Focus on Taxable Investor: Most multi-family offices have a myopic focus on taxable investors as the bulk of their client's assets are subject to short and long term capital gains. This is unique to very high net worth families. Most investment research (academic and financial service industry) is geared toward the institutional investor and foundations (with very different tax concerns than individuals and families). The bulk of the research done for the individual investor relates to 401ks and IRAs.

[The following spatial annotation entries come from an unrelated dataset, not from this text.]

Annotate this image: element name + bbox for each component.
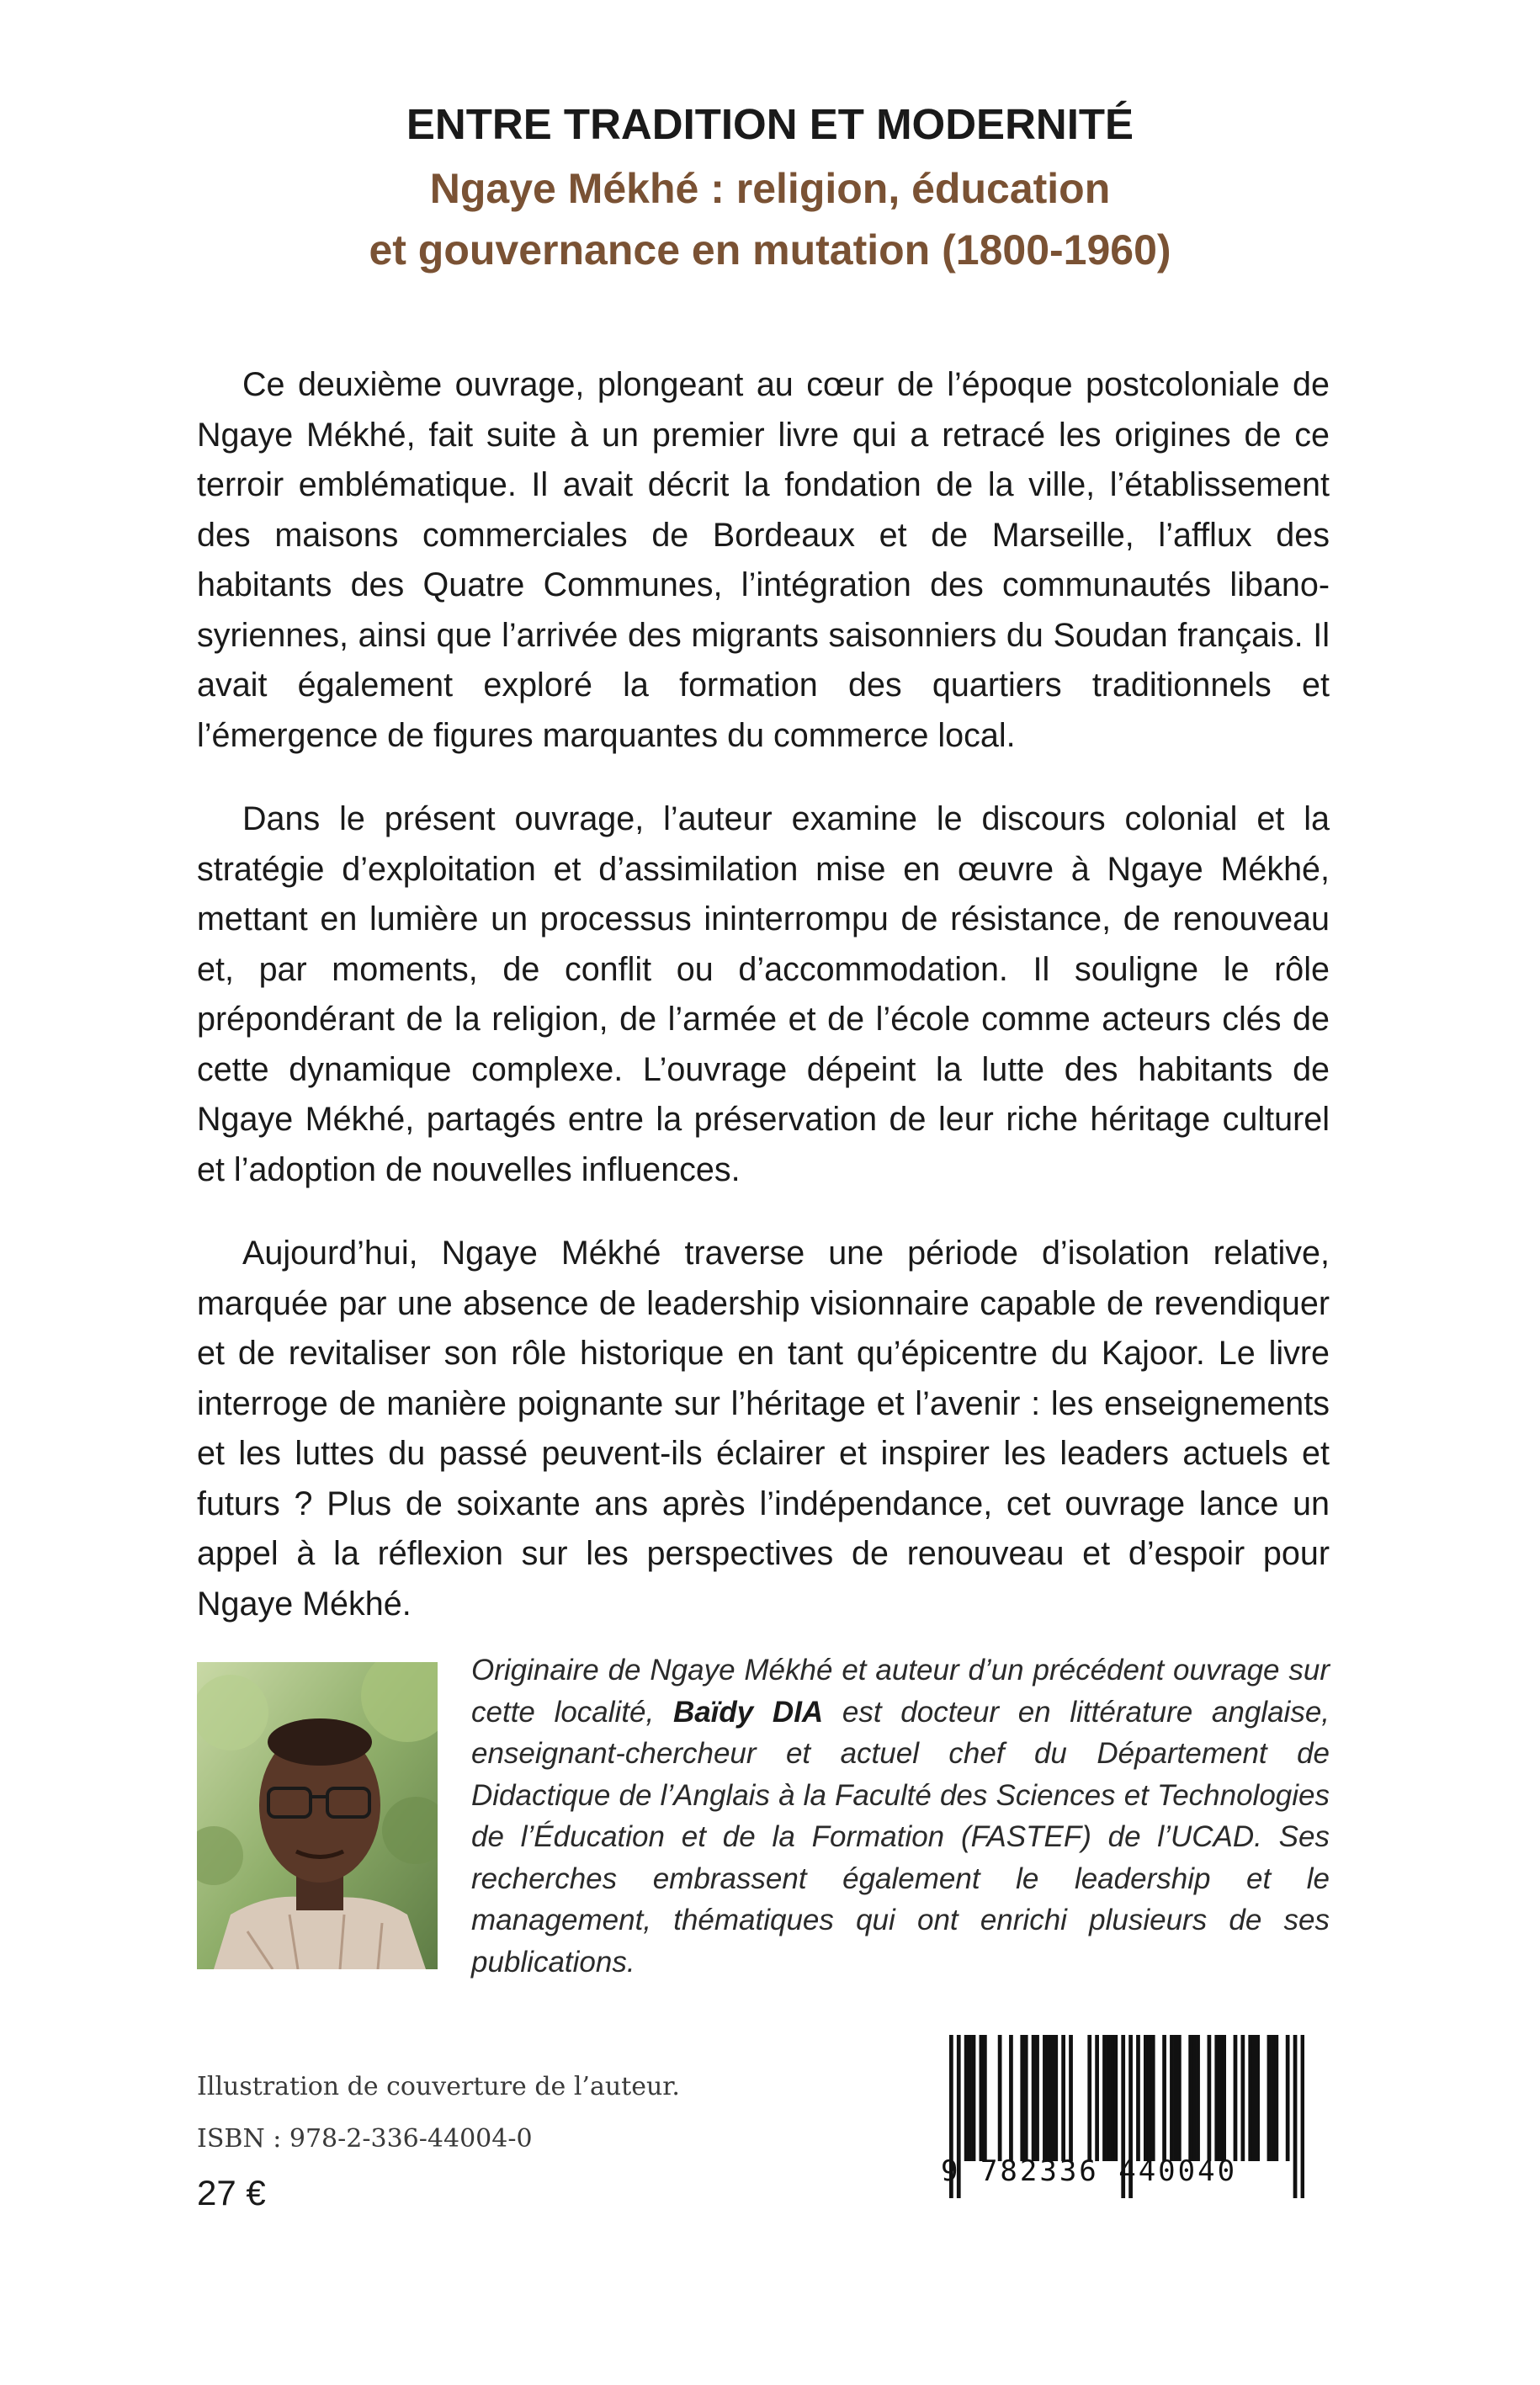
barcode-bar [1222, 2035, 1226, 2161]
barcode-bar [998, 2035, 1002, 2161]
barcode-digits: 9 782336 440040 [941, 2154, 1238, 2188]
barcode-bar [1087, 2035, 1091, 2161]
barcode-bar [1208, 2035, 1212, 2161]
barcode-bar [968, 2035, 972, 2161]
barcode-bar [1151, 2035, 1155, 2161]
barcode-bar [1162, 2035, 1166, 2161]
barcode-bar [983, 2035, 987, 2161]
price-label: 27 € [197, 2173, 266, 2212]
isbn-label: ISBN : 978-2-336-44004-0 [197, 2124, 533, 2154]
barcode-bar [980, 2035, 984, 2161]
barcode-bar [1271, 2035, 1275, 2161]
barcode-bar [1174, 2035, 1178, 2161]
barcode-bar [1050, 2035, 1054, 2161]
barcode-bar [1043, 2035, 1047, 2161]
summary-paragraph-1: Ce deuxième ouvrage, plongeant au cœur de l’époque postcoloniale de Ngaye Mékhé, fait suite à un premier livre qui a retracé les origines de ce terroir emblématique. Il avait décrit la fondation de la ville, l’établissement des maisons commerciales de Bordeaux et de Marseille, l’afflux des habitants des Quatre Communes, l’intégration des communautés libano-syriennes, ainsi que l’arrivée des migrants saisonniers du Soudan français. Il avait également exploré la formation des quartiers traditionnels et l’émergence de figures marquantes du commerce local. [197, 366, 1330, 754]
barcode-bar [1147, 2035, 1151, 2161]
author-portrait-image [197, 1662, 438, 1969]
book-subtitle-line-1: Ngaye Mékhé : religion, éducation [429, 165, 1111, 212]
barcode-bar [1032, 2035, 1036, 2161]
barcode-bar [1170, 2035, 1174, 2161]
barcode-bar [1214, 2035, 1219, 2161]
author-bio-details: est docteur en littérature anglaise, enseignant-chercheur et actuel chef du Département de Didactique de l’Anglais à la Faculté des Sciences et Technologies de l’Éducation et de la Formation (FASTEF) de l’UCAD. Ses recherches embrassent également le leadership et le management, thématiques qui ont enrichi plusieurs de ses publications. [471, 1695, 1330, 1979]
barcode-bar [1136, 2035, 1140, 2161]
barcode-bar [1196, 2035, 1200, 2161]
barcode-bar [1113, 2035, 1118, 2161]
barcode-bar [1095, 2035, 1099, 2161]
barcode-bar [1144, 2035, 1148, 2161]
barcode-bar [1054, 2035, 1058, 2161]
barcode-bar [1286, 2035, 1290, 2161]
barcode-bar [1188, 2035, 1192, 2161]
barcode-bar [972, 2035, 976, 2161]
barcode-bar [1020, 2035, 1024, 2161]
barcode-bar [1234, 2035, 1238, 2161]
author-bio [471, 1649, 1330, 1983]
barcode-bar [1192, 2035, 1197, 2161]
barcode-bar [1248, 2035, 1252, 2161]
illustration-credit: Illustration de couverture de l’auteur. [197, 2072, 680, 2101]
author-name: Baïdy DIA [672, 1695, 824, 1729]
author-bio-intro: Originaire de Ngaye Mékhé et auteur d’un précédent ouvrage sur cette localité, [471, 1654, 1330, 1729]
author-photo [197, 1662, 438, 1969]
barcode-bar [1069, 2035, 1073, 2161]
barcode-bar [1102, 2035, 1107, 2161]
book-subtitle-line-2: et gouvernance en mutation (1800-1960) [369, 226, 1171, 274]
barcode-bar [1240, 2035, 1245, 2161]
barcode-bar [1274, 2035, 1278, 2161]
barcode-bar [1107, 2035, 1111, 2161]
barcode-bar [1061, 2035, 1065, 2161]
barcode-bar [1219, 2035, 1223, 2161]
barcode-bar [1256, 2035, 1260, 2161]
barcode-bar [1046, 2035, 1050, 2161]
summary-paragraph-3: Aujourd’hui, Ngaye Mékhé traverse une période d’isolation relative, marquée par une absence de leadership visionnaire capable de revendiquer et de revitaliser son rôle historique en tant qu’épicentre du Kajoor. Le livre interroge de manière poignante sur l’héritage et l’avenir : les enseignements et les luttes du passé peuvent-ils éclairer et inspirer les leaders actuels et futurs ? Plus de soixante ans après l’indépendance, cet ouvrage lance un appel à la réflexion sur les perspectives de renouveau et d’espoir pour Ngaye Mékhé. [197, 1235, 1330, 1623]
barcode-bar [1252, 2035, 1256, 2161]
book-title: ENTRE TRADITION ET MODERNITÉ [406, 100, 1134, 148]
barcode-bar [1267, 2035, 1272, 2161]
barcode-bar [1024, 2035, 1028, 2161]
barcode-bar [1177, 2035, 1182, 2161]
summary-paragraph-2: Dans le présent ouvrage, l’auteur examine le discours colonial et la stratégie d’exploitation et d’assimilation mise en œuvre à Ngaye Mékhé, mettant en lumière un processus ininterrompu de résistance, de renouveau et, par moments, de conflit ou d’accommodation. Il souligne le rôle prépondérant de la religion, de l’armée et de l’école comme acteurs clés de cette dynamique complexe. L’ouvrage dépeint la lutte des habitants de Ngaye Mékhé, partagés entre la préservation de leur riche héritage culturel et l’adoption de nouvelles influences. [197, 800, 1330, 1188]
barcode-bar [964, 2035, 969, 2161]
barcode-bar [1110, 2035, 1114, 2161]
barcode-bar [1035, 2035, 1039, 2161]
barcode-bar [1009, 2035, 1013, 2161]
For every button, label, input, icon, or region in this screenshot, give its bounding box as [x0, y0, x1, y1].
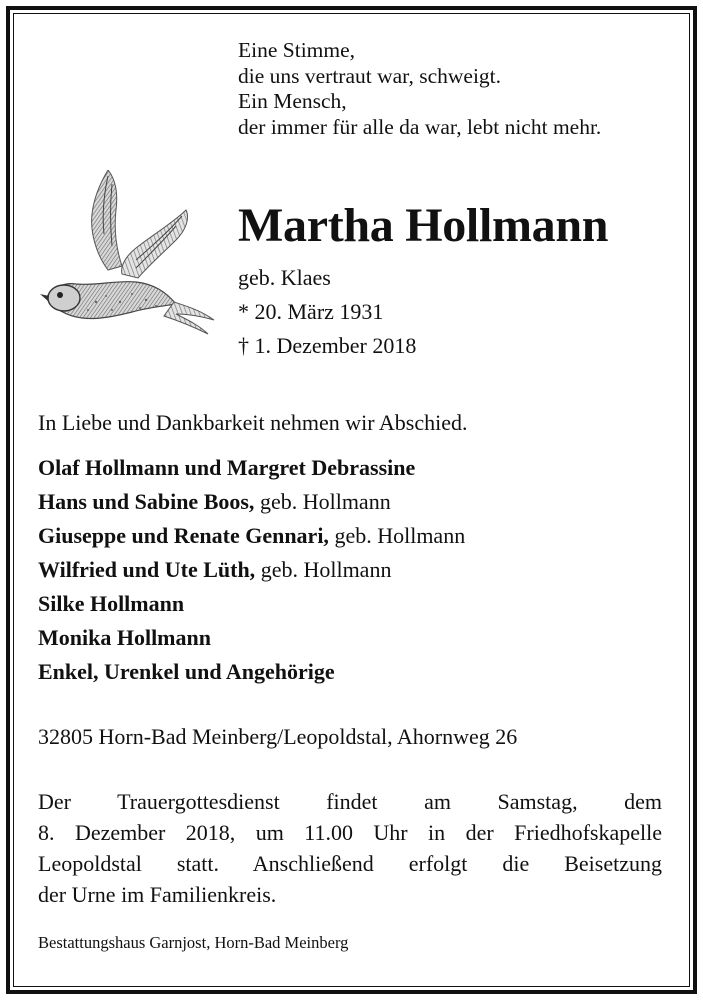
funeral-home: Bestattungshaus Garnjost, Horn-Bad Meinberg — [38, 933, 349, 952]
family-address: 32805 Horn-Bad Meinberg/Leopoldstal, Ahornweg 26 — [38, 724, 518, 749]
memorial-verse — [238, 38, 601, 140]
farewell-line: In Liebe und Dankbarkeit nehmen wir Abschied. — [38, 410, 468, 435]
mourner-entry — [38, 519, 465, 553]
mourner-entry — [38, 621, 465, 655]
verse-line: die uns vertraut war, schweigt. — [238, 63, 502, 88]
mourner-note: geb. Hollmann — [255, 557, 392, 582]
mourner-name: Hans und Sabine Boos, — [38, 489, 255, 514]
mourner-name: Wilfried und Ute Lüth, — [38, 557, 256, 582]
mourners-list — [38, 451, 465, 689]
service-line: 8. Dezember 2018, um 11.00 Uhr in der Friedhofskapelle — [38, 820, 662, 845]
maiden-name: geb. Klaes — [238, 265, 331, 290]
birth-date: * 20. März 1931 — [238, 299, 384, 324]
mourner-entry — [38, 451, 465, 485]
life-dates — [238, 261, 416, 363]
verse-line: Eine Stimme, — [238, 38, 356, 62]
verse-line: Ein Mensch, — [238, 89, 347, 113]
death-date: † 1. Dezember 2018 — [238, 333, 417, 358]
funeral-service-info — [38, 786, 662, 910]
deceased-name: Martha Hollmann — [238, 199, 609, 252]
mourner-name: Silke Hollmann — [38, 591, 185, 616]
mourner-entry — [38, 587, 465, 621]
mourner-name: Giuseppe und Renate Gennari, — [38, 523, 329, 548]
mourner-note: geb. Hollmann — [254, 489, 391, 514]
mourner-entry — [38, 655, 465, 689]
mourner-name: Enkel, Urenkel und Angehörige — [38, 659, 335, 684]
service-line: der Urne im Familienkreis. — [38, 882, 277, 907]
mourner-entry — [38, 485, 465, 519]
mourner-note: geb. Hollmann — [328, 523, 466, 548]
mourner-name: Olaf Hollmann und Margret Debrassine — [38, 455, 416, 480]
verse-line: der immer für alle da war, lebt nicht mehr. — [238, 114, 602, 139]
service-line: Der Trauergottesdienst findet am Samstag, dem — [38, 789, 662, 814]
service-line: Leopoldstal statt. Anschließend erfolgt die Beisetzung — [38, 851, 662, 876]
swallow-bird-icon — [36, 170, 216, 335]
mourner-name: Monika Hollmann — [38, 625, 211, 650]
mourner-entry — [38, 553, 465, 587]
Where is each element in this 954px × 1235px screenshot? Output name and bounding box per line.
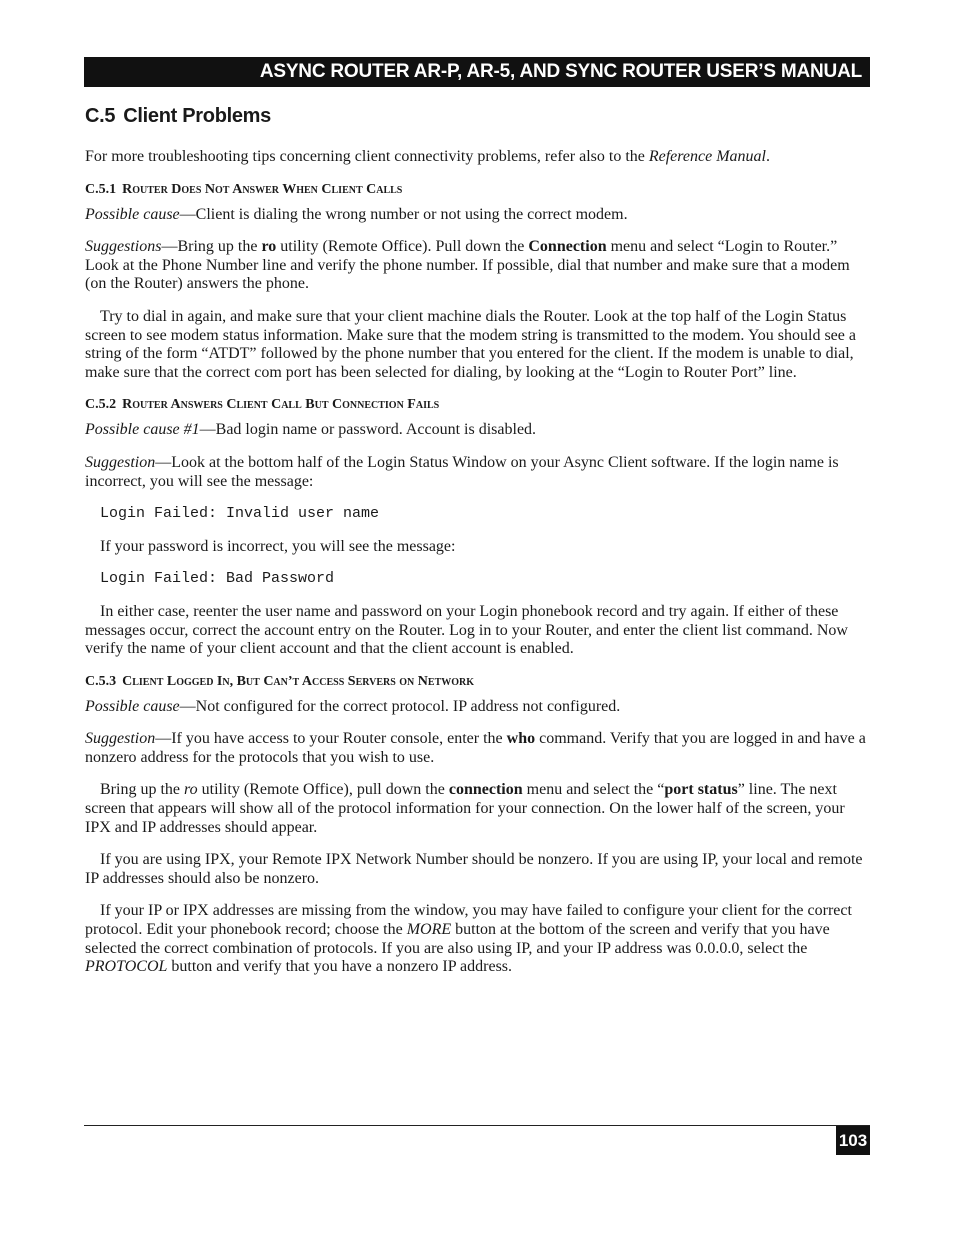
footer-rule <box>84 1125 870 1126</box>
subsection-heading-c52: C.5.2 Router Answers Client Call But Connection Fails <box>85 397 440 413</box>
subsection-heading-c53: C.5.3 Client Logged In, But Can’t Access Servers on Network <box>85 673 475 689</box>
section-title: Client Problems <box>123 105 271 127</box>
c51-paragraph: Try to dial in again, and make sure that your client machine dials the Router. Look at the top half of the Login Status screen to see modem status information. Make sure that the modem string is transmitted to the modem. You should see a string of the form “ATDT” followed by the phone number that you entered for the client. If the modem is unable to dial, make sure that the correct com port has been selected for dialing, by looking at the “Login to Router Port” line. <box>85 307 856 381</box>
c52-cause: Possible cause #1—Bad login name or password. Account is disabled. <box>85 421 537 439</box>
reference-manual-title: Reference Manual <box>648 148 766 165</box>
c53-ro-paragraph: Bring up the ro utility (Remote Office), pull down the connection menu and select the “port status” line. The next screen that appears will show all of the protocol information for your connection. On the lower half of the screen, your IPX and IP addresses should appear. <box>85 781 845 836</box>
page-number: 103 <box>836 1126 870 1155</box>
c52-password-paragraph: If your password is incorrect, you will see the message: <box>100 537 456 555</box>
c53-ipx-paragraph: If you are using IPX, your Remote IPX Network Number should be nonzero. If you are using IP, your local and remote IP addresses should also be nonzero. <box>85 851 863 887</box>
c53-suggestion: Suggestion—If you have access to your Router console, enter the who command. Verify that you are logged in and have a nonzero address for the protocols that you wish to use. <box>85 730 866 766</box>
c51-suggestion: Suggestions—Bring up the ro utility (Remote Office). Pull down the Connection menu and select “Login to Router.” Look at the Phone Number line and verify the phone number. If possible, dial that number and make sure that a modem (on the Router) answers the phone. <box>85 238 850 293</box>
c51-cause: Possible cause—Client is dialing the wrong number or not using the correct modem. <box>85 205 628 223</box>
code-invalid-user: Login Failed: Invalid user name <box>100 505 380 523</box>
subsection-heading-c51: C.5.1 Router Does Not Answer When Client Calls <box>85 181 403 197</box>
running-header <box>84 57 870 87</box>
section-number: C.5 <box>85 105 116 127</box>
c53-missing-paragraph: If your IP or IPX addresses are missing from the window, you may have failed to configure your client for the correct protocol. Edit your phonebook record; choose the MORE button at the bottom of the screen and verify that you have selected the correct combination of protocols. If you are also using IP, and your IP address was 0.0.0.0, select the PROTOCOL button and verify that you have a nonzero IP address. <box>85 902 852 976</box>
c52-paragraph: In either case, reenter the user name and password on your Login phonebook record and try again. If either of these messages occur, correct the account entry on the Router. Log in to your Router, and enter the client list command. Now verify the name of your client account and that the client account is enabled. <box>85 602 848 658</box>
c52-suggestion: Suggestion—Look at the bottom half of the Login Status Window on your Async Client software. If the login name is incorrect, you will see the message: <box>85 453 839 490</box>
section-heading <box>85 100 870 132</box>
c53-cause: Possible cause—Not configured for the correct protocol. IP address not configured. <box>85 697 621 715</box>
running-header-title: ASYNC ROUTER AR-P, AR-5, AND SYNC ROUTER USER’S MANUAL <box>259 61 862 82</box>
intro-paragraph: For more troubleshooting tips concerning client connectivity problems, refer also to the Reference Manual. <box>85 148 770 165</box>
page-body <box>85 100 870 991</box>
code-bad-password: Login Failed: Bad Password <box>100 570 335 588</box>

Benefits of Multi-family offices 
Multi-family offices may have one or more of the following benefits:

•Objective financial advice
•Creative solutions to financial issues
•Clearinghouse for financial, investment, tax and estate planning ideas
•Services are typically “all you can eat” for asset based fee
•Advice from professional team with diverse backgrounds
•Coordination of other advisers
•Proactive advice – a function of low client to employee ratio and frequency of meetings
•Delivery of “best of breed” money managers, custody, insurance, loans, etc.
•Negotiated cost savings with other financial providers (e.g. investment management, custody, trading costs)
•Integration of client’s estate planning, income taxes, investments, philanthropic goals and family situation

Typical services provided
•Trustee Services
•Coordination of Professionals
•Cash Management
•Global Asset Allocation and Investment Strategy Consulting•Comprehensive Performance Reporting
•Investment Manager Selection and Monitoring
•Portfolio Management
•Estate Planning
•Philanthropic Planning
•Life Insurance Analysis
•Debt Structure and Analysis – Bank Financing
•Tax Return Preparation
•Foundation Management
•Entity Administration (FLPs, CLTs, CRTs, Installment Sales, etc.)
•Aircraft Consulting
•Risk Management & Asset Protection Consulting
•Fraud Detection/Accountability
•Real Estate Management
•Family Business Advisory
•Family Counseling/Family Meetings
•Sufficiency and Retirement Planning
•Document Management and Recordkeeping
•Bill Payment Services
•Personal Financial Statement Preparation

• The term Multi-Family Office (“MFO”) is becoming commonplace in the financial services market.

• The industry grew to $170 Billion of assets under management in 2003, a 17% increase over the prior year; in 2004, the increase was 26.6%

• Multi-Family Offices manage an estimated 10% of the wealth of all ultra-high-net-worth-families.